Never read notes your students write in your class. The whole classroom is designed for students to be able to see your nose hairs.


Learn the power of inconsistency. It’s the number one cause of bad days.


Ed Markarian spent a few lunches breaking down the Exit Exam for me. Around then, Ricardo started staying after school to work with me.


If you have to yell, you need to rethink the basics.


Don’t try to teach Shakespeare your first year.


Don’t try to figure out students’ motivations. They’re like genitalia: something no one should ever reveal in public.


Don’t be the Yearbook advisor.


Confession has played a great role in building many empires. Beware a child’s confession. The more you know about them, the harder it is to be consistent.


Look at every child differently.


Try to have conversations you would never normally have.


Always learn. It’ll remind you to be humble if the bells and crappy coffee in the cafeteria don’t.


Form alliances with parents. They obviously need you to succeed even more than you do.


Always think about what you’re really trying to teach. Have your students explain it back to you.


Pick new favorites every day.


Terrible days should remind you of the good ones.


You’ll always have way more good kids than “bad” ones. The bad ones just know how to get your attention.


You don’t have to dress up. But when you do, the kids listen more. It’s totally unconscious.


If you like teaching, you’ll be doing it in some way for your entire life.


Ricardo disappeared for a week in February. When I called his house, someone hung up on me.


If you don’t like teaching, quit in June. You have to be a giant asshole or a pedophile to be fired, so keep that in mind.


If you have a poker face, you can be a great teacher.
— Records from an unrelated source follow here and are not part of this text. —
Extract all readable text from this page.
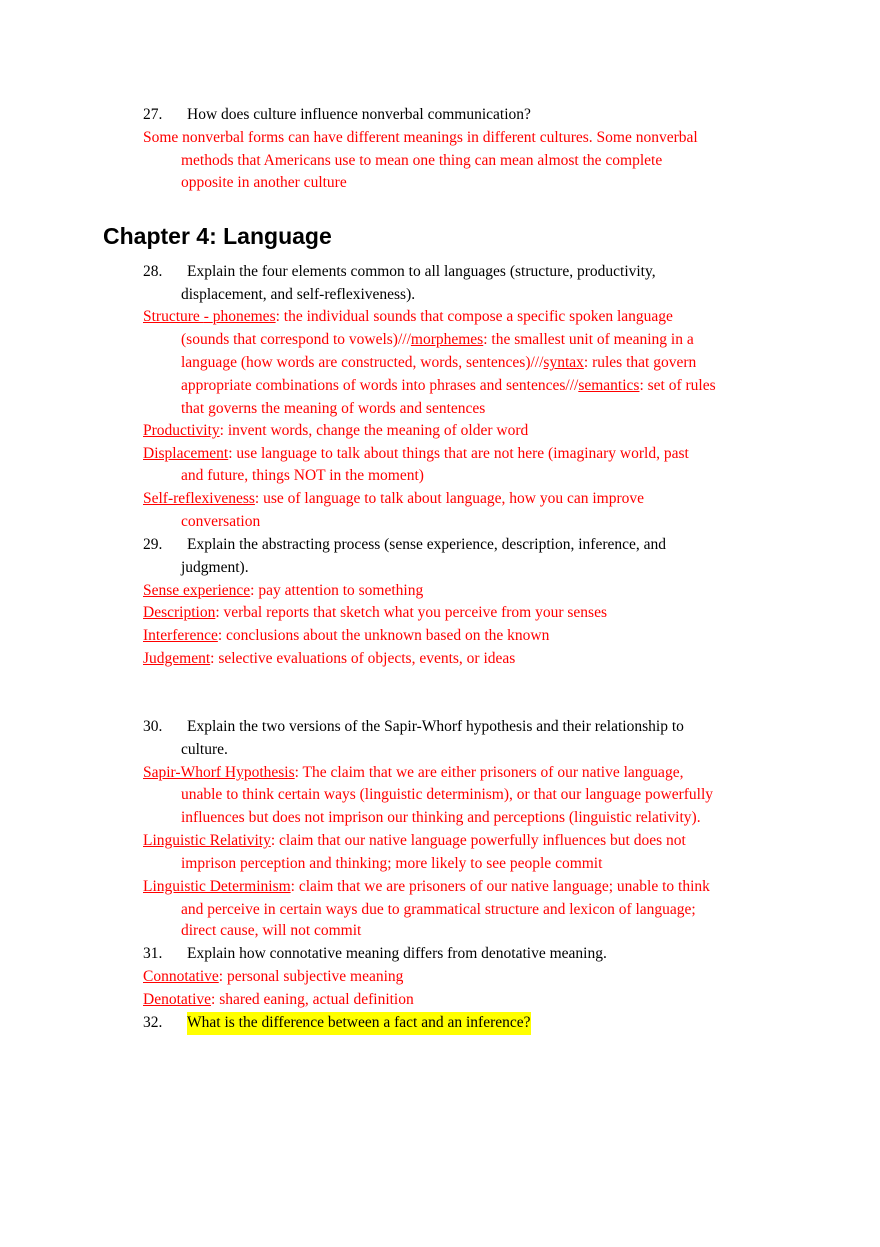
27. How does culture influence nonverbal communication?
Some nonverbal forms can have different meanings in different cultures. Some nonverbal
methods that Americans use to mean one thing can mean almost the complete
opposite in another culture
Chapter 4: Language
28. Explain the four elements common to all languages (structure, productivity,
displacement, and self-reflexiveness).
Structure - phonemes: the individual sounds that compose a specific spoken language
(sounds that correspond to vowels)///morphemes: the smallest unit of meaning in a
language (how words are constructed, words, sentences)///syntax: rules that govern
appropriate combinations of words into phrases and sentences///semantics: set of rules
that governs the meaning of words and sentences
Productivity: invent words, change the meaning of older word
Displacement: use language to talk about things that are not here (imaginary world, past
and future, things NOT in the moment)
Self-reflexiveness: use of language to talk about language, how you can improve
conversation
29. Explain the abstracting process (sense experience, description, inference, and
judgment).
Sense experience: pay attention to something
Description: verbal reports that sketch what you perceive from your senses
Interference: conclusions about the unknown based on the known
Judgement: selective evaluations of objects, events, or ideas
30. Explain the two versions of the Sapir-Whorf hypothesis and their relationship to
culture.
Sapir-Whorf Hypothesis: The claim that we are either prisoners of our native language,
unable to think certain ways (linguistic determinism), or that our language powerfully
influences but does not imprison our thinking and perceptions (linguistic relativity).
Linguistic Relativity: claim that our native language powerfully influences but does not
imprison perception and thinking; more likely to see people commit
Linguistic Determinism: claim that we are prisoners of our native language; unable to think
and perceive in certain ways due to grammatical structure and lexicon of language;
direct cause, will not commit
31. Explain how connotative meaning differs from denotative meaning.
Connotative: personal subjective meaning
Denotative: shared eaning, actual definition
32. What is the difference between a fact and an inference?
You don’t have to be a great teacher to be a great teacher. Caring matters more than anything.


Ricardo wrote about thirty essays for me. On the first one, his grammar made it impossible to read. On the thirtieth one, he still had some problems with capitalization.


If you’re going to stick with it, start a 403B.
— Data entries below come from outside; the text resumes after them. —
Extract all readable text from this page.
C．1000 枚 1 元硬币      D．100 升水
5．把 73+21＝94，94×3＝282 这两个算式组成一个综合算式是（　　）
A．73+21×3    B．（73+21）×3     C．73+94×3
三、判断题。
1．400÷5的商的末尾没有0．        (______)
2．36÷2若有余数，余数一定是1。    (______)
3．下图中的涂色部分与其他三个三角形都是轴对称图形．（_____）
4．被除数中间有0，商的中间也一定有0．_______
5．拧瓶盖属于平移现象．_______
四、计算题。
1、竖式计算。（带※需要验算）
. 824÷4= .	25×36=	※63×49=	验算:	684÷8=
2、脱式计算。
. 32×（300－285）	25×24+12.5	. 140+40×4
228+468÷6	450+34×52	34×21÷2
One day, long into your second year of teaching, after you’ve misplaced the pictures of half of the 10th grade class, you’ll realize that the only reason you were able to finish your first yearbook was because of the AP and Magnet kids you had who were trained by a woman who died while reading a trade paperback alone at a restaurant.


When you go to conferences at universities, don’t let the professors explain their schedules to you.


Don’t waste your sick days on being sick. But make detailed plans for your subs and expect nothing to get done while you’re gone.


You can’t tell kids not to go into the military, explicitly, I think. But you can teach them to love books and recognize contradictions.


If you volunteer to work at prom, you can have a drink after all the kids have arrived.


The day after Ricardo found out he passed his Exit Exam, he gave me a little ceramic statue of a desk with a little ceramic apple resting on it. There was a little blackboard resting nonsensically on the desk. In ceramic chalk it read, “My Teacher.”


The biggest regret of your first year may end up being that you completely ignored the vibe you were getting from another teacher that she and her friend who was in town visiting might’ve wanted to have a threesome with you, one night, after a football game.


Go to graduation. When the parents applaud for the teachers, you’ll feel like you’re watching a movie about teaching.


Get drunk with old teachers. When they tell you about teachers they know who’ve retired in Thailand to pursue full-time Sex Tourism, you’ll feel better about yourself.


There are no happy endings. But you always get to do it again.